Dynamical generation and detection of entanglement in neutral leviton pairs
David Dasenbrook, Christian Flindt

TL;DR
This paper demonstrates that current cross-correlation measurements in an electronic Mach-Zehnder interferometer can effectively detect entanglement between electron-hole pairs, even under realistic experimental conditions.
Contribution
It introduces a method to detect electron-hole entanglement via current correlations, overcoming previous limitations due to particle number conservation.
Findings
Robust witness of electron-hole entanglement using current cross-correlations.
Entangled neutral excitations generated by periodic modulation of a quantum point contact.

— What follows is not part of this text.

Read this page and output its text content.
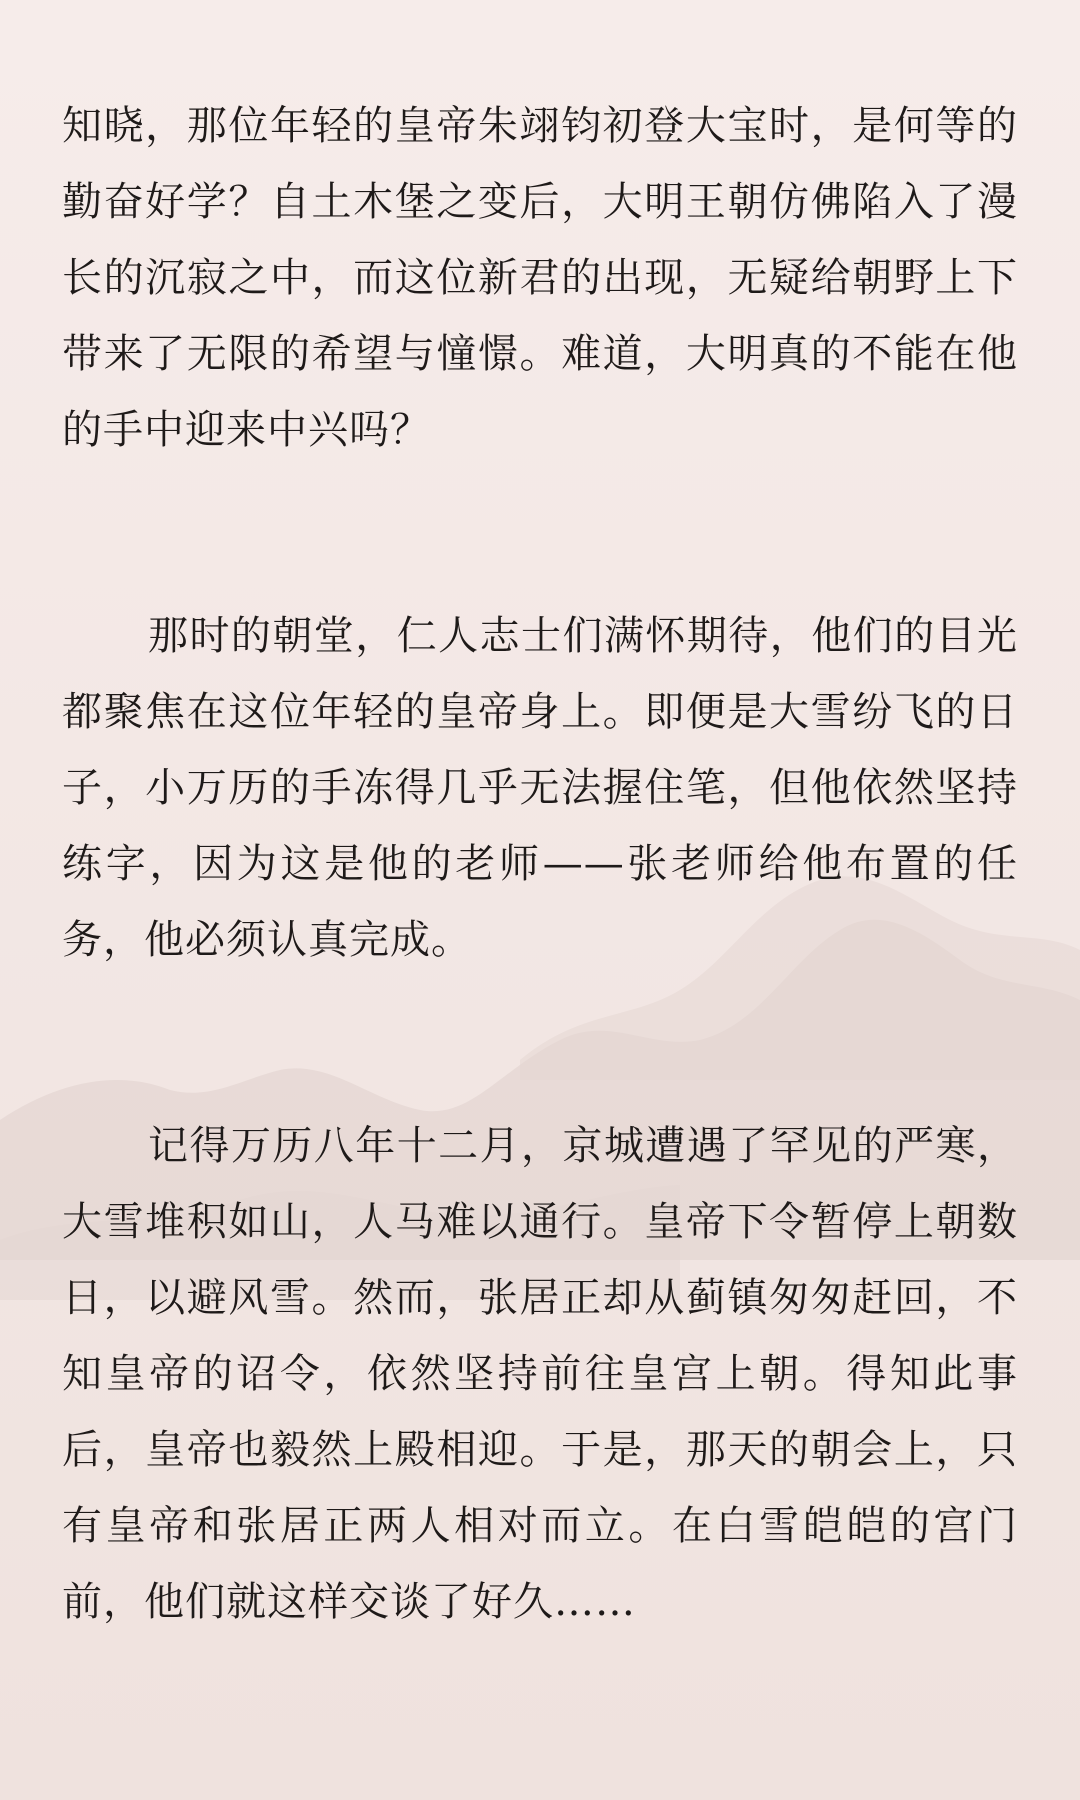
知晓，那位年轻的皇帝朱翊钧初登大宝时，是何等的勤奋好学？自土木堡之变后，大明王朝仿佛陷入了漫长的沉寂之中，而这位新君的出现，无疑给朝野上下带来了无限的希望与憧憬。难道，大明真的不能在他的手中迎来中兴吗？

那时的朝堂，仁人志士们满怀期待，他们的目光都聚焦在这位年轻的皇帝身上。即便是大雪纷飞的日子，小万历的手冻得几乎无法握住笔，但他依然坚持练字，因为这是他的老师——张老师给他布置的任务，他必须认真完成。

记得万历八年十二月，京城遭遇了罕见的严寒，大雪堆积如山，人马难以通行。皇帝下令暂停上朝数日，以避风雪。然而，张居正却从蓟镇匆匆赶回，不知皇帝的诏令，依然坚持前往皇宫上朝。得知此事后，皇帝也毅然上殿相迎。于是，那天的朝会上，只有皇帝和张居正两人相对而立。在白雪皑皑的宫门前，他们就这样交谈了好久……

Analysis of finite temperature and dephasing effects on entanglement detection.
Abstract
The entanglement of coherently split electron-hole pairs in an electronic conductor is typically not considered accessible due to particle number conservation and fermionic super-selection rules. We demonstrate here that current cross-correlation measurements at the outputs of an electronic Mach-Zehnder interferometer can nevertheless provide a robust witness of electron-hole entanglement. Specifically, we consider neutral excitations generated by modulating the transmission of an unbiased quantum point contact periodically in time. For an optimized modulation profile, an entangled state with one positively-charged leviton (a hole) and one negatively-charged leviton (an electron) gets delocalized over the two paths of the interferometer and is detected at the output arms. We evaluate the influence of finite electronic temperatures and dephasing corresponding to recent experiments.